For I hide away my loneliness and longing

Behind walls of anger, stubbornness and pride

So afraid that I'll be hurt, again, too deeply

If I trust the one I love to come inside.

chorus:

For obvious reasons it scares me to say

I love you so much, I've come back to stay,

And the truth of my feelings just won't go away

Yes I feel the same way, too,

And I'm ready, now, to say it back to you.

bridge (both):

And it may because you know me so well

That behind all our secrets it's easy to tell

There's no going back and no running away

Things can't be the same from now on.

And that's okay.

Verse 3:

Patrick: You need never fear that I'd betray you.

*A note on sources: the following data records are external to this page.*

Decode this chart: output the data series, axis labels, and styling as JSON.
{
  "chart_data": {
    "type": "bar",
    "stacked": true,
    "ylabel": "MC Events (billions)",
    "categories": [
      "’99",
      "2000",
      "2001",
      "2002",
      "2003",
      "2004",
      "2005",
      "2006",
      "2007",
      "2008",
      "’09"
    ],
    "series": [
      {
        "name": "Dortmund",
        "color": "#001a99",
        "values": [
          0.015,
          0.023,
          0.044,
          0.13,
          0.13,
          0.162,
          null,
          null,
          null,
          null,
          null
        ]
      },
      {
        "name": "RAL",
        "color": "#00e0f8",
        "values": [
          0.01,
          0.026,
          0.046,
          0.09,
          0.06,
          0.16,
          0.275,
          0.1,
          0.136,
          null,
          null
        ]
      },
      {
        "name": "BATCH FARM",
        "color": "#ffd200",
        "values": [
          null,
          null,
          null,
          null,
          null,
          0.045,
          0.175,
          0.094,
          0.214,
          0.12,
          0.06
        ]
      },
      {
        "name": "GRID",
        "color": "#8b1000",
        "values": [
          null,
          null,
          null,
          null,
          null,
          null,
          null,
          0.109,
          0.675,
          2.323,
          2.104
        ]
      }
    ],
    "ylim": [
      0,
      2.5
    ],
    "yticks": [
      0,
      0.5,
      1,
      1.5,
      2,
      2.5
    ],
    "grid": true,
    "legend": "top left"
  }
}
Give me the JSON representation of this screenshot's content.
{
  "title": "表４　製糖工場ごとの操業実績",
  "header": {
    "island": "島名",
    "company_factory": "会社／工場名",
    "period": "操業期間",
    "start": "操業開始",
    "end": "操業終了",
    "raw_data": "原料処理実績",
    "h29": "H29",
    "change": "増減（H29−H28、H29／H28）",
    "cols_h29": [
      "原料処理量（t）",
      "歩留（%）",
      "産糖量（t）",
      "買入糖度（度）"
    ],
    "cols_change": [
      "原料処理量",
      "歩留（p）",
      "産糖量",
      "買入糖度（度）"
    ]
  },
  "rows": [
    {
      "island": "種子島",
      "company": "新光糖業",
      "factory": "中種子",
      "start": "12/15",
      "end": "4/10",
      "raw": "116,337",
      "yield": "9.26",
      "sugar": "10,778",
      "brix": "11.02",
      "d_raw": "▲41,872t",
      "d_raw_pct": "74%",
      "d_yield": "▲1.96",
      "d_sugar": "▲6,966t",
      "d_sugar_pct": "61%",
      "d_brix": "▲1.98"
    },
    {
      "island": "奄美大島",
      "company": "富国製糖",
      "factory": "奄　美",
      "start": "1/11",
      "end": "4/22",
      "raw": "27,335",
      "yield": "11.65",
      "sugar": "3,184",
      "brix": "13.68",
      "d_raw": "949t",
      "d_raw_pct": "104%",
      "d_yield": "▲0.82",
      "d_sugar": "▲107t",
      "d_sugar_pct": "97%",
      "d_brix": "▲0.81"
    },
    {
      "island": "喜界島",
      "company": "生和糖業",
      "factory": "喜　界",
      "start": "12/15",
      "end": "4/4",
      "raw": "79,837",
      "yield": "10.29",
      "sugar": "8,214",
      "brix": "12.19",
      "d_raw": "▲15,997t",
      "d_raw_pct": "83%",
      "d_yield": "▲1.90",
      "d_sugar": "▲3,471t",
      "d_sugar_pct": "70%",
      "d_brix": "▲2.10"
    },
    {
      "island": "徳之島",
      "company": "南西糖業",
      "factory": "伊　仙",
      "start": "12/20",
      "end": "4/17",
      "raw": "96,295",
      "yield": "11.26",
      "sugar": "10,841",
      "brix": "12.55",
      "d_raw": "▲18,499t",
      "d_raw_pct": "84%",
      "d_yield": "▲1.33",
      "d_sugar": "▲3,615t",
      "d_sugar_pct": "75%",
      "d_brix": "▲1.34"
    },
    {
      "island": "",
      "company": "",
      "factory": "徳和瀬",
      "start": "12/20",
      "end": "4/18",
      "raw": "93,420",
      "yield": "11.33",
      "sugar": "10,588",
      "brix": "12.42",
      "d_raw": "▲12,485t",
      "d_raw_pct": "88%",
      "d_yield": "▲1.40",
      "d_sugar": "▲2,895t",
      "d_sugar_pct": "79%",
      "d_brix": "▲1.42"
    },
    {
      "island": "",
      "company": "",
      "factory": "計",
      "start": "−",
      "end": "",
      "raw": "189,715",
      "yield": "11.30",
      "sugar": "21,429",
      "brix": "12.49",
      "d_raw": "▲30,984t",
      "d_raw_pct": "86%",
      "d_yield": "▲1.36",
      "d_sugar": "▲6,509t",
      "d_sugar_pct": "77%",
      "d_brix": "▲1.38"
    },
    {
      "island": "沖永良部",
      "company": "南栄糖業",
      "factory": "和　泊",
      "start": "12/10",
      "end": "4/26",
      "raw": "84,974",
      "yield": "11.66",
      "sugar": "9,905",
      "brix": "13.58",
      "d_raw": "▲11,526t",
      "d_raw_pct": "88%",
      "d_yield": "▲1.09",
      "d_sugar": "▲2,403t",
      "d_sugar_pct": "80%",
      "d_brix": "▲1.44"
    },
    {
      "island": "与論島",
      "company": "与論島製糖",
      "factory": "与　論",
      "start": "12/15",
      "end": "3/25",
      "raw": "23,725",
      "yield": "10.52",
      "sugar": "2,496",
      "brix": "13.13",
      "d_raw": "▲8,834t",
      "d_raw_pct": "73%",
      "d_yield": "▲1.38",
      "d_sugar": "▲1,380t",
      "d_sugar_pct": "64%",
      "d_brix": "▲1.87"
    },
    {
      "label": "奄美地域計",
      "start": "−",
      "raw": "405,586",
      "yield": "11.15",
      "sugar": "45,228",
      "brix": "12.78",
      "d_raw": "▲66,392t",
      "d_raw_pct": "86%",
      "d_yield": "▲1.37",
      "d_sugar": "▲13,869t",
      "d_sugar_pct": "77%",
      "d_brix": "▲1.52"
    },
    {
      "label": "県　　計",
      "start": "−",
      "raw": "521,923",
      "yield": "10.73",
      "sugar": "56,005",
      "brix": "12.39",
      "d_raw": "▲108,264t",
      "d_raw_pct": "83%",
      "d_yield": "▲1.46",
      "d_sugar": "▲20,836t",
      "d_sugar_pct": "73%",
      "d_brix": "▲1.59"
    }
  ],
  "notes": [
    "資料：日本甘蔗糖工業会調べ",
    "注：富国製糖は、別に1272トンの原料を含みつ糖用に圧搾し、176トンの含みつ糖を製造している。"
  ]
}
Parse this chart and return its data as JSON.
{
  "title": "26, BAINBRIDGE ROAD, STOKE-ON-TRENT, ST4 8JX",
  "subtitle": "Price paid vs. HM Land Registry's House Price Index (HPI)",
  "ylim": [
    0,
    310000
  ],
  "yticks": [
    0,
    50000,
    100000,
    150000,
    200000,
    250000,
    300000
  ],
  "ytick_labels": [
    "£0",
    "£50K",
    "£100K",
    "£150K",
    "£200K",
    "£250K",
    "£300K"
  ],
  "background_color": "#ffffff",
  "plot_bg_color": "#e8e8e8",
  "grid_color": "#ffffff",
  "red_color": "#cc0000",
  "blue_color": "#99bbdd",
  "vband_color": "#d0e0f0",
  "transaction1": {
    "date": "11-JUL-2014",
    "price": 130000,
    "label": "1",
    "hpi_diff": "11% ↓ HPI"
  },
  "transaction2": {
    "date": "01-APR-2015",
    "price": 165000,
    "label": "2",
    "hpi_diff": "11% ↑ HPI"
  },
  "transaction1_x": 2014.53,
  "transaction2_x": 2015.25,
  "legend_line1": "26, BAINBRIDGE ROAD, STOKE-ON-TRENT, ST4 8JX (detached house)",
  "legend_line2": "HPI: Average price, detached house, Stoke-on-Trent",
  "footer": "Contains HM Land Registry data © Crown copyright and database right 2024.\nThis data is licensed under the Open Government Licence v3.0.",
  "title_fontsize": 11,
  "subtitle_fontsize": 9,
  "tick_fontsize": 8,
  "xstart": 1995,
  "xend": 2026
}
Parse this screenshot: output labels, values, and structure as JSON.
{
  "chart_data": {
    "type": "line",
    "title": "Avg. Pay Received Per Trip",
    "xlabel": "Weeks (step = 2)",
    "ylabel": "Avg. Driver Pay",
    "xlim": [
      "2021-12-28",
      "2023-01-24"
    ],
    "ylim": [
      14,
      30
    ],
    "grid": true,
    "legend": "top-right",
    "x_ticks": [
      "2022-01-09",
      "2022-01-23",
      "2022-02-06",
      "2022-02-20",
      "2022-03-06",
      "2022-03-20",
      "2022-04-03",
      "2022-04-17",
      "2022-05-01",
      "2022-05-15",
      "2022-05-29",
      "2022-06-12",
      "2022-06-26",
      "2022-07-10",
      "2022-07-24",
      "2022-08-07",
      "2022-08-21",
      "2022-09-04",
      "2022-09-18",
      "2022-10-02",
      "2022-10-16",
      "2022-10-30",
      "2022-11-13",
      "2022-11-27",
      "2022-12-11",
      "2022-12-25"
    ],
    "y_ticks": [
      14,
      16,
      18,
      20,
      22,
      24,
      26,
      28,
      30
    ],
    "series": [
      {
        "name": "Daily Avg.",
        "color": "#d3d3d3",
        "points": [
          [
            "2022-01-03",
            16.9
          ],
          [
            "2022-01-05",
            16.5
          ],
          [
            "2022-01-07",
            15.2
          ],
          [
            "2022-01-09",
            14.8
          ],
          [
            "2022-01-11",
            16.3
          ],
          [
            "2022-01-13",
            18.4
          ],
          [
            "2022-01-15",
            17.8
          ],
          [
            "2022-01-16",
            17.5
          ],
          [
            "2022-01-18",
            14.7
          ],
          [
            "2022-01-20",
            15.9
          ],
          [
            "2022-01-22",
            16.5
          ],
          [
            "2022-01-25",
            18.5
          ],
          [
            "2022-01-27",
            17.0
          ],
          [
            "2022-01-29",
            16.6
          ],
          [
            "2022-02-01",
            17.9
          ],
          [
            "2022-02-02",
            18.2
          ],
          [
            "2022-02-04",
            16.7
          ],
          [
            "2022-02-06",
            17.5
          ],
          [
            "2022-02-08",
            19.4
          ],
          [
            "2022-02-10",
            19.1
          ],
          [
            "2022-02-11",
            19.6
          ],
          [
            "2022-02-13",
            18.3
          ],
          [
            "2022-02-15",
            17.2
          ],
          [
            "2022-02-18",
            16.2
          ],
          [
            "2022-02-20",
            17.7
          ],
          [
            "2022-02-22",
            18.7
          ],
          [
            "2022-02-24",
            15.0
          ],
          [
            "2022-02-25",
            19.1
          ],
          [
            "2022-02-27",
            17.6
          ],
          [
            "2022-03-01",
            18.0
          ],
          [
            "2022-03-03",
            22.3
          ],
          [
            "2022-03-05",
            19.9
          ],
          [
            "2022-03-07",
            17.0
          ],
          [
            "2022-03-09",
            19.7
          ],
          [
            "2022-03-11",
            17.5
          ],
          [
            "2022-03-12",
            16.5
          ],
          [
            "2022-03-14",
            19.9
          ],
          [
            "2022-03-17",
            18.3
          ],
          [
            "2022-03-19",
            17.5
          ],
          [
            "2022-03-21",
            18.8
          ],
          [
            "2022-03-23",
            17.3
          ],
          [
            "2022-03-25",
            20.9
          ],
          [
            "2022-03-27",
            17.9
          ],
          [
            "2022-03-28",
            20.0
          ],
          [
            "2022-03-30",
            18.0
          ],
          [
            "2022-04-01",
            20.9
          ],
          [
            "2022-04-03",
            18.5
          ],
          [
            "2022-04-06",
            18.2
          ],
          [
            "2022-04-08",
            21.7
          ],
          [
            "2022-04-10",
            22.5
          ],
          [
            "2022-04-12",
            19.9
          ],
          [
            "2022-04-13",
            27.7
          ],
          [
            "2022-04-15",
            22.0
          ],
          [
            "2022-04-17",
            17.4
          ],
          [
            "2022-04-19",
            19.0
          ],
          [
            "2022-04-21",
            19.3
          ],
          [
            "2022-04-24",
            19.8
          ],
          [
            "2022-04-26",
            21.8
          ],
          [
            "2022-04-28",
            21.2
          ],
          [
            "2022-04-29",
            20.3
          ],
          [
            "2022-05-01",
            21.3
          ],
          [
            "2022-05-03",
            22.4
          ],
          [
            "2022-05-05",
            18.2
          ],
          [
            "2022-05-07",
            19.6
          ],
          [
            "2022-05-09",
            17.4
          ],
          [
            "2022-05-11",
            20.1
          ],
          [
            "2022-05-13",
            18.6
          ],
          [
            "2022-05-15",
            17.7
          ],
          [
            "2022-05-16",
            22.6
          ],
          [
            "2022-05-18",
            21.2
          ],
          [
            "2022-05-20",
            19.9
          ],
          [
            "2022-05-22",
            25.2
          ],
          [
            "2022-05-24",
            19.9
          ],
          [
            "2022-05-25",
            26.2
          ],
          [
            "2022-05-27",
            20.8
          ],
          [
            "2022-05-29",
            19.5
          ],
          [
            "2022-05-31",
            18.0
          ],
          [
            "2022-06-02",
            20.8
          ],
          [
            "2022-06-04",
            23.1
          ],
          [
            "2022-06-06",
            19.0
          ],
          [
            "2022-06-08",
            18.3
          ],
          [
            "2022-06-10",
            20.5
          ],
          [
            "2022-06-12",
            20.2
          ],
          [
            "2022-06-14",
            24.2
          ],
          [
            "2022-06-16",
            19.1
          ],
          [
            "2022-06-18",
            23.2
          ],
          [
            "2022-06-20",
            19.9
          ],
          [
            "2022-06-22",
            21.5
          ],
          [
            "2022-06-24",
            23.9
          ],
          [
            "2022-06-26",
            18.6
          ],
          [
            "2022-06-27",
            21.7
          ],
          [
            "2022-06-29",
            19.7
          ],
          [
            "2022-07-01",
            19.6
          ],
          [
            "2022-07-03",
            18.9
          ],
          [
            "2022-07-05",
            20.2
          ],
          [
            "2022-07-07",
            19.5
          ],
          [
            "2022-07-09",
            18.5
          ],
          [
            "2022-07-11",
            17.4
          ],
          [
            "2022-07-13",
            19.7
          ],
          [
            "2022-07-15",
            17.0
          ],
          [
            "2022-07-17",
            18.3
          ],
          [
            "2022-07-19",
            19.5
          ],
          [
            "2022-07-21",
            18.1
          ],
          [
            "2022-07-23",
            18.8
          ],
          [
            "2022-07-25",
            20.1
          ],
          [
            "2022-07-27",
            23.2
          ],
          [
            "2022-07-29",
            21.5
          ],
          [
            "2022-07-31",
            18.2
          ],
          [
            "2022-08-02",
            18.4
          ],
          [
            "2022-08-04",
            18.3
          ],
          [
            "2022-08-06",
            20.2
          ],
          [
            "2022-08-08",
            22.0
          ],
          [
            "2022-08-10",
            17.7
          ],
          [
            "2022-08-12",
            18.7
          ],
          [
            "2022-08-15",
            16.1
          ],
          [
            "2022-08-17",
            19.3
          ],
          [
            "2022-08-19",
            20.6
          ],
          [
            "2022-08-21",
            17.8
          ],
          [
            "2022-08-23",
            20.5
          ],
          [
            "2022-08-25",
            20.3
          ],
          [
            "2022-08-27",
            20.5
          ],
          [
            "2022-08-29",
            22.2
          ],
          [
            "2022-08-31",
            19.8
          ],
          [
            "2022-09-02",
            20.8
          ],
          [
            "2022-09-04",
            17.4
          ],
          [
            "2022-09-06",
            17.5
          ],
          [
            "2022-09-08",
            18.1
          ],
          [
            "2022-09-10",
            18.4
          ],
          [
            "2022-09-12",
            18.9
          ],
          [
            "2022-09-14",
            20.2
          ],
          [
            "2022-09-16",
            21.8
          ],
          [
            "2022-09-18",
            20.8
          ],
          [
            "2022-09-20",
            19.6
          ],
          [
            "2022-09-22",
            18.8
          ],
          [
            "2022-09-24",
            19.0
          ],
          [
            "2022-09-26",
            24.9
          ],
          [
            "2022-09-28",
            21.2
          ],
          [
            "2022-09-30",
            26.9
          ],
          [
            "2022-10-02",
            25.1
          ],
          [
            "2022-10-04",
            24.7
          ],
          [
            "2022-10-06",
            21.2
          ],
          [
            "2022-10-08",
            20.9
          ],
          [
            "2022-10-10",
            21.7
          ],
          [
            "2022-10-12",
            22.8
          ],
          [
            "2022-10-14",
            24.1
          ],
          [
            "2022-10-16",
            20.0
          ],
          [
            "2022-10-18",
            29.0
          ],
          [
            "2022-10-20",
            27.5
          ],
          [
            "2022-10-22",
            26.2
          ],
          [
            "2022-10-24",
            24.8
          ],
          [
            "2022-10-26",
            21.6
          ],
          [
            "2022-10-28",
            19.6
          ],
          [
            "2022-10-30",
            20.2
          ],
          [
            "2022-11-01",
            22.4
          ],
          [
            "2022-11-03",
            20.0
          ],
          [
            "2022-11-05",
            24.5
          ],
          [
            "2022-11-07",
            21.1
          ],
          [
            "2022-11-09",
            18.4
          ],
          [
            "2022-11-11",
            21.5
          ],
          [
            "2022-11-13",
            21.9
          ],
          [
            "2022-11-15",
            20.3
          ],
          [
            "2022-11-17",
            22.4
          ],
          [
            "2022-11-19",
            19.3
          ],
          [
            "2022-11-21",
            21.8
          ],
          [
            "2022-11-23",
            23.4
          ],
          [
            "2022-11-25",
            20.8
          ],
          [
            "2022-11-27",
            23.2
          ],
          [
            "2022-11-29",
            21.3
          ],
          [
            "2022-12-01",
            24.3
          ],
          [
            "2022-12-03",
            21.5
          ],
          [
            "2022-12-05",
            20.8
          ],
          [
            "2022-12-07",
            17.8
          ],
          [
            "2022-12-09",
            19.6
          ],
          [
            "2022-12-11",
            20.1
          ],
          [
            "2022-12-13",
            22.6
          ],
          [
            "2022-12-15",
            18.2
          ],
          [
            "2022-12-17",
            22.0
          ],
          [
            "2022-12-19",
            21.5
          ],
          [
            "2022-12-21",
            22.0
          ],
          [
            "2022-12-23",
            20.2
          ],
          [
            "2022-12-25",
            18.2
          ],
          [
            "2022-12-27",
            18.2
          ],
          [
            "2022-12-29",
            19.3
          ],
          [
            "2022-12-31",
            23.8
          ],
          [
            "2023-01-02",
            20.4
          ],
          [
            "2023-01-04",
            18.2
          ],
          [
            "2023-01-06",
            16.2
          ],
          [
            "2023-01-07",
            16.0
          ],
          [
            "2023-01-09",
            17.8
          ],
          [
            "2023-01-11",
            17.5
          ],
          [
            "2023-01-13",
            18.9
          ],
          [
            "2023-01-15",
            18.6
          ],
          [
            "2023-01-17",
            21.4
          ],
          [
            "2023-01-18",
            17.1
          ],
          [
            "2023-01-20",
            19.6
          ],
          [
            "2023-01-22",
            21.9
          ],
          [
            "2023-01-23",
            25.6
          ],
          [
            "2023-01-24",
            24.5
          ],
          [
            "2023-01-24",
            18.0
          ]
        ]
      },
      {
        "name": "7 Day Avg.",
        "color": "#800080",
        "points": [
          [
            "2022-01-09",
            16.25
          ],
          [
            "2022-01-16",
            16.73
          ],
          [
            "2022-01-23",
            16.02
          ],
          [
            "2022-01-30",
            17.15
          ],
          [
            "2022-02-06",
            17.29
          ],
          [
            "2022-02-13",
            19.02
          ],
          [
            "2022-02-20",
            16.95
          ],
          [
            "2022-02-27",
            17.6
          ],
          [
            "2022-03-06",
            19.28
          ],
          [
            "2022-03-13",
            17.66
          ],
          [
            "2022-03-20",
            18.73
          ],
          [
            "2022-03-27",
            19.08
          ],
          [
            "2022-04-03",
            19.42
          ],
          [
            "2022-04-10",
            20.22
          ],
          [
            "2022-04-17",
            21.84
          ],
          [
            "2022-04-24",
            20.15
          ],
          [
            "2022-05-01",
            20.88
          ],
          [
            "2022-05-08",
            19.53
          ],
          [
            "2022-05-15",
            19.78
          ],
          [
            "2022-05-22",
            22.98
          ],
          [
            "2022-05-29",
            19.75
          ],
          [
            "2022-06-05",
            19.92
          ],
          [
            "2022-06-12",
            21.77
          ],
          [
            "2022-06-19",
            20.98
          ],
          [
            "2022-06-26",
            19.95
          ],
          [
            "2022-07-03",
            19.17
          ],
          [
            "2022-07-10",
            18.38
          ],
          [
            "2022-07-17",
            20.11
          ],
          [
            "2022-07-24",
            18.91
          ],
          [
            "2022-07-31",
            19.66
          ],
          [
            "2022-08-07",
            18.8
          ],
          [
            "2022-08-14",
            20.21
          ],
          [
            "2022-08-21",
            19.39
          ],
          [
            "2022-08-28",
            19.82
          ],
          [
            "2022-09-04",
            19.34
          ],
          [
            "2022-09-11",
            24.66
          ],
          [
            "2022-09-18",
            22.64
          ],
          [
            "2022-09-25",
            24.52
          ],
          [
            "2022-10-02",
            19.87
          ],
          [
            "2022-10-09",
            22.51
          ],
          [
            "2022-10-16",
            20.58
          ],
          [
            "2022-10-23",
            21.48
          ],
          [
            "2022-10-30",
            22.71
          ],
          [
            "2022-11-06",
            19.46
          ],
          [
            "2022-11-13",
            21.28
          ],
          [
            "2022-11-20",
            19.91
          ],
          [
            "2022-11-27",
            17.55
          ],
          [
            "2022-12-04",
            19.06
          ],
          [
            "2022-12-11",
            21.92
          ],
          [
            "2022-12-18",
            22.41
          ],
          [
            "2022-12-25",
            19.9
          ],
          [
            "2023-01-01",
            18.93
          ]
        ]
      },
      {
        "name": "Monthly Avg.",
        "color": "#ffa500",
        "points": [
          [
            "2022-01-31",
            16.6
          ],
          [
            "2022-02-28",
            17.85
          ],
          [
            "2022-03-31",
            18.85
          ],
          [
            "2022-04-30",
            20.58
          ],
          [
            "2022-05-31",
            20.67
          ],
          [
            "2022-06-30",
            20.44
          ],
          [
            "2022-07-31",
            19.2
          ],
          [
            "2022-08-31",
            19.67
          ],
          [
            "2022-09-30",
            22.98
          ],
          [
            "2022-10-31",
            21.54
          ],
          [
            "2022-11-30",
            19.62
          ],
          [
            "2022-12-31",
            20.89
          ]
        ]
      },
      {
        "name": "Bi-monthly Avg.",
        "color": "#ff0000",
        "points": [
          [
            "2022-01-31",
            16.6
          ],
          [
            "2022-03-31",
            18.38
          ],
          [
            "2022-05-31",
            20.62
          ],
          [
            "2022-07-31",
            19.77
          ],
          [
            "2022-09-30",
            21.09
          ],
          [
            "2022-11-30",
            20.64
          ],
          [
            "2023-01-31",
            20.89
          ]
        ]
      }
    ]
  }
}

Teresa: Trust me, we'll find peace beyond the pain.

Both: We can be the hope and consolation

That we both need to learn to live again.

And although it seems a challenge and a gamble

For two independent hearts like ours to take

Your love is more than worth the risk and trouble

Of facing the regrets we still can't shake.

chorus:

For obvious reasons it's hard to let go

The hurt in our past, but this much we know

That it costs more to hide than to let our love show

So whatever else I do (no matter what I do)

I will face my fears and trust my heart to you.